Novo 19
- Logo used since 2025
- Country: France
- Broadcast area: France

Programming
- Language: French
- Picture format: 1080i (HDTV)

Ownership
- Owner: Ouest-France

History
- Launched: 1 September 2025; 6 months ago
- Replaced: Culturebox (channel space)

Links
- Website: novo19.ouest-france.fr

Availability

Terrestrial
- TNT: Channel 19

= Novo 19 =

French TV channel

Novo 19 (stylised as NOVO19), also referred to by its project names OFTV and Ouest-France TV, is a French free-to-air generalist national television channel that started broadcasting on 1 September 2025.

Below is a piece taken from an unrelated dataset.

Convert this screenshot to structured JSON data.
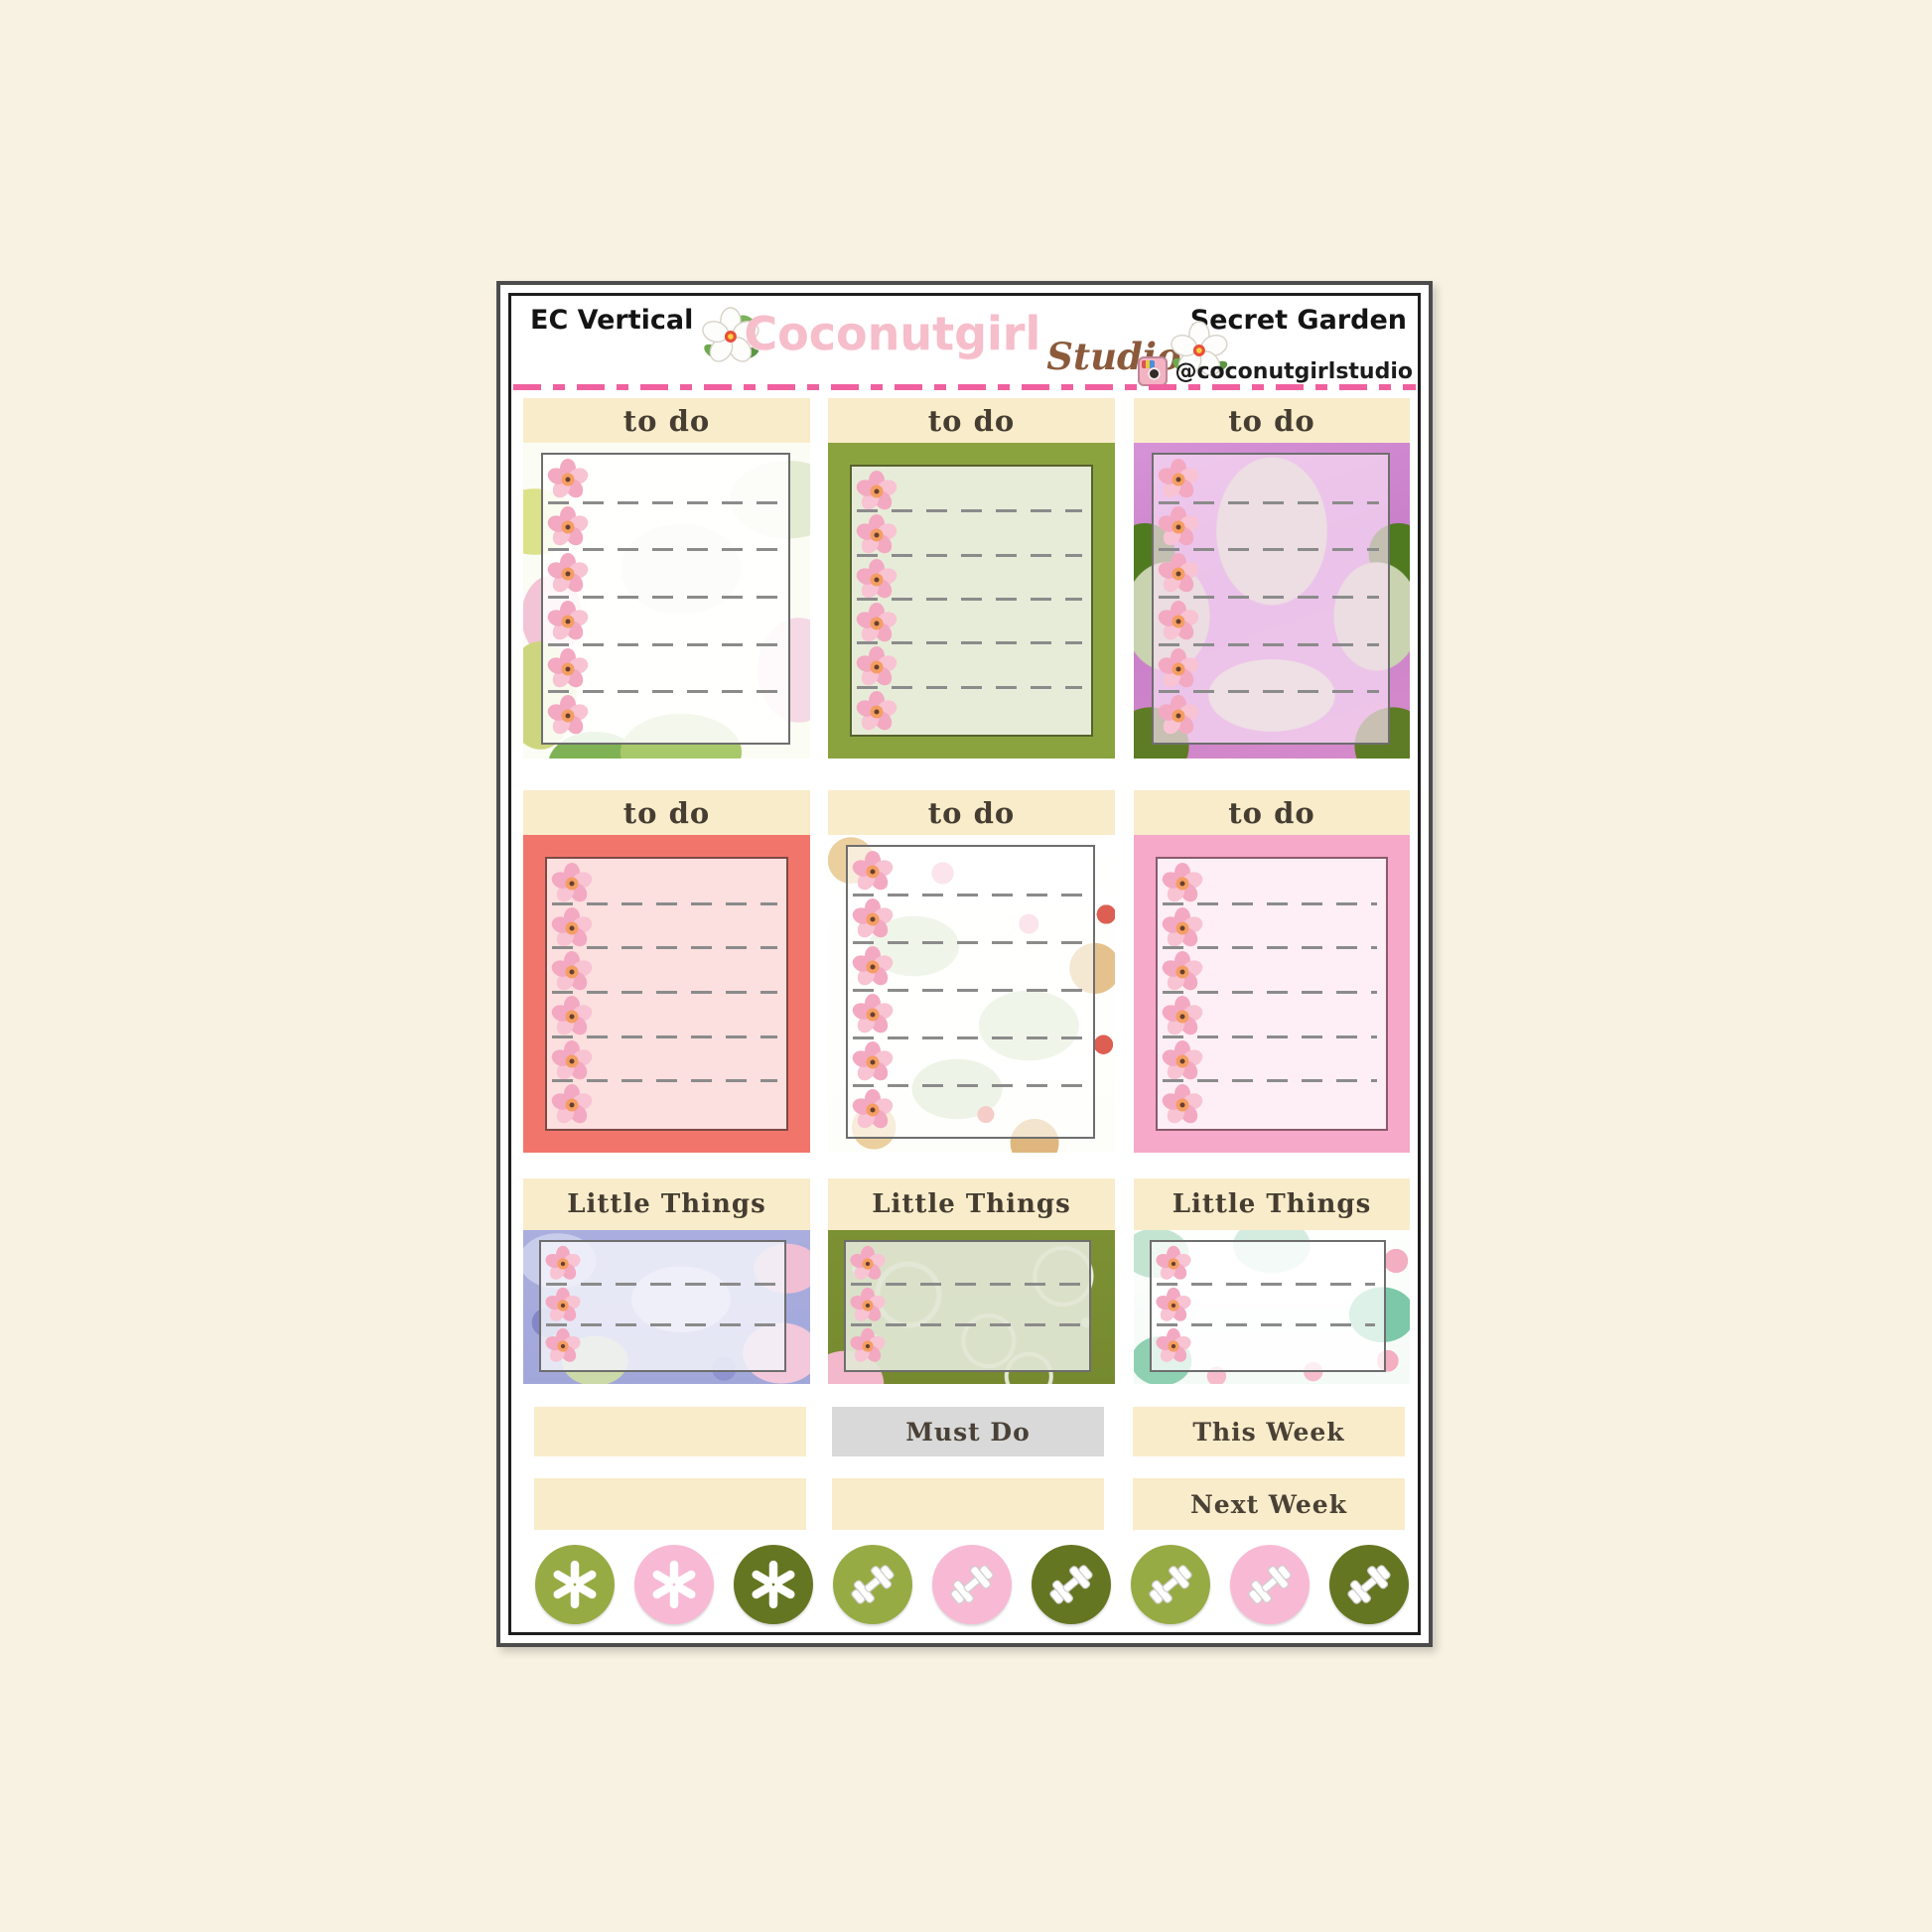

Owned by the group Ouest-France/Association pour le soutien des principes de la démocratie humaniste (ASPDH), a non-profit organization, the future channel aims to defend media and information independence, democracy, and to address issues affecting rural areas.

Unlike other generalist TV channels on French digital terrestrial television, it will be based in Rennes and not in Paris in a deliberate move away from the capital to develop the channel.

== History ==

=== Background ===
After the suspension of C8 and NRJ 12 by the Regulatory Authority for Audiovisual and Digital Communication (ARCOM) in July 2024, the project presented by Ouest-France was selected by the organization to be included on DTTV.

The channel, owned by the Association for the Support of the Principles of Humanist Democracy (ASPDH), aims to defend democracy, freedom of information and the press, and to focus particularly on issues affecting rural areas. It also aims to target "young adults aged 25 to 49 who live outside city centers".

=== Start of broadcast and future shows ===
When Novo 19 started broadcasting on 1 September 2025, the channel plans to hire at least 58 people in addition to the 700 journalists of the newspaper and undertake significant modifications to the newspaper's headquarters to prepare for the new channel.

The future media outlet will offer "live broadcasts, magazines, documentaries, news, entertainment, fiction, cinema, and sports". It plans to launch the program Marins et terriens, nos héros du quotidien, dedicated to biographies, the show La vie en vraie, focusing on themes related to issues affecting the French, and the show Manon Bril sonne les cloches, hosted by historian Manon Bril, to "revitalize history and heritage".

== Organisation ==

=== Head office ===
It plans to be based in Rennes, the historical headquarters of the Ouest-France newspaper, unlike other digital terrestrial channels, which are generally based in Paris.

On 2 October 2024, Guénaëlle Troly was appointed general manager of the channel.

=== Broadcasting ===
The launch must be made by 1 September 2025.

=== Budget ===
The budget is planned at 10 million euros by 2028.

== Editorial line ==
According to the director of Ouest-France, the channel will present "how the French live and will take a view both entertaining and grounded in reality".